Konzentrier dich, Thara!, ermahnte sie sich.

»Ja! Nein! Das heißt«, Thara bekam Panik vor den Konsequenzen, die ihr die Leiterin bereits beim ersten Gespräch angedroht hatte. Der Verweis von der Schule. Im letzten Schuljahr des Gymnasiums käme dies einer Katastrophe gleich. »Mein Kopfschütteln war nicht die Antwort auf Ihre Frage«, führte sie ihren Satz zu Ende.

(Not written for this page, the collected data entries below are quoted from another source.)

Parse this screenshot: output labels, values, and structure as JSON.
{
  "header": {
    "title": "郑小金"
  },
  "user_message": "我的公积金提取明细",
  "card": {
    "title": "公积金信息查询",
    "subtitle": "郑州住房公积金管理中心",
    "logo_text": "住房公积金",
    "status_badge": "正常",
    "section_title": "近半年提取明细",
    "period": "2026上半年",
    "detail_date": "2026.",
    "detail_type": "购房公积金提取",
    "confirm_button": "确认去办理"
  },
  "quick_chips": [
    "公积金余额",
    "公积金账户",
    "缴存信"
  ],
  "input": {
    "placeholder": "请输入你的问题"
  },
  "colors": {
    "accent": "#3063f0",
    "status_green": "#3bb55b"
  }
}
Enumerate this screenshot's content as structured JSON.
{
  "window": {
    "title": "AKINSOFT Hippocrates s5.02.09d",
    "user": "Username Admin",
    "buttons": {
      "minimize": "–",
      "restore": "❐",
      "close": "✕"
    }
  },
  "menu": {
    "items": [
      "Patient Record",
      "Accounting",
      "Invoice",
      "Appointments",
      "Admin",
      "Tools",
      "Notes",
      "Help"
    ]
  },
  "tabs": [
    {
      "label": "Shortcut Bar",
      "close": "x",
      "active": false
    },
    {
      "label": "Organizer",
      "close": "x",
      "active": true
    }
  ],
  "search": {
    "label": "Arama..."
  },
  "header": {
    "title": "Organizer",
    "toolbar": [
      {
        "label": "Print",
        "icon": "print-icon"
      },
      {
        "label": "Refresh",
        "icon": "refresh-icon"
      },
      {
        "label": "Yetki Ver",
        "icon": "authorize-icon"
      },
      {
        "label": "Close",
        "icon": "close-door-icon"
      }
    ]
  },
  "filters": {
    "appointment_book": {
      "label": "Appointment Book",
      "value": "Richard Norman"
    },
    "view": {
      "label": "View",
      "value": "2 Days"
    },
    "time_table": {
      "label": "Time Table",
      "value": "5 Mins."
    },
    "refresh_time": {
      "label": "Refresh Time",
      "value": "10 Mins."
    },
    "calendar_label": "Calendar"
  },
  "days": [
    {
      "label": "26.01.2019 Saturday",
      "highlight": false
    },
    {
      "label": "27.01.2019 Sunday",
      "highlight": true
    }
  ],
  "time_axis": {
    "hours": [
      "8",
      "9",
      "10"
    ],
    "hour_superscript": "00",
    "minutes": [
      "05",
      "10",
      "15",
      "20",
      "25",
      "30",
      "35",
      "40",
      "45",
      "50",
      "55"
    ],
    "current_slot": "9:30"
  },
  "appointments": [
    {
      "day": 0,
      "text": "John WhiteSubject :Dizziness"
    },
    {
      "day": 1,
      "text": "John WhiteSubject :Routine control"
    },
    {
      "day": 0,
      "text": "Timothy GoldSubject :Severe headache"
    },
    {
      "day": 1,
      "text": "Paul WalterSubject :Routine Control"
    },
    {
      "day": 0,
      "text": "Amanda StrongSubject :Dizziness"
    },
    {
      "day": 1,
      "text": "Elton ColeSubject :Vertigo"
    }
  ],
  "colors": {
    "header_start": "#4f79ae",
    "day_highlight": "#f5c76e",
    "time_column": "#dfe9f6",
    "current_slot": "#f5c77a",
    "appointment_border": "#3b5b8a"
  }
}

»Du wirst an den Kursen außerhalb des Unterrichts teilnehmen? Ernsthaft teilnehmen?«, versicherte sich die Lehrerin.

Thara verzog die Lippen und murmelte ein Ja. Was tat man nicht alles für einen guten Abschluss. Dafür könnte sie doch wohl jeden Morgen ein wenig »Ommmm« summen und den Bauchnabel zu ihrer Wirbelsäule ziehen - ohne dabei zu lachen. Allein der Gedanke verursachte ihr Krämpfe, weil sie sich stark beherrschen musste, nicht breit zu grinsen.

»Dann sehe ich dich nach dem Unterricht. Dann werden auch deine Albträume aufhören.« Ohne eine weitere Verabschiedung verließ Frau Grünberg Tharas Zimmer. Nach einem kurzen Sprung zur Türe, um sie zu verriegeln, ließ sie sich mit Gesicht voraus auf ihr Bett fallen.

Woher wusste Frau Grünberg von ihren Albträumen? Und warum sollte ausgerechnet Yoga dagegen helfen, wenn nicht einmal das härteste Workout es schaffte, sie so tief in den Schlaf zu schicken, um dem nächtlichen Horror zu entgehen?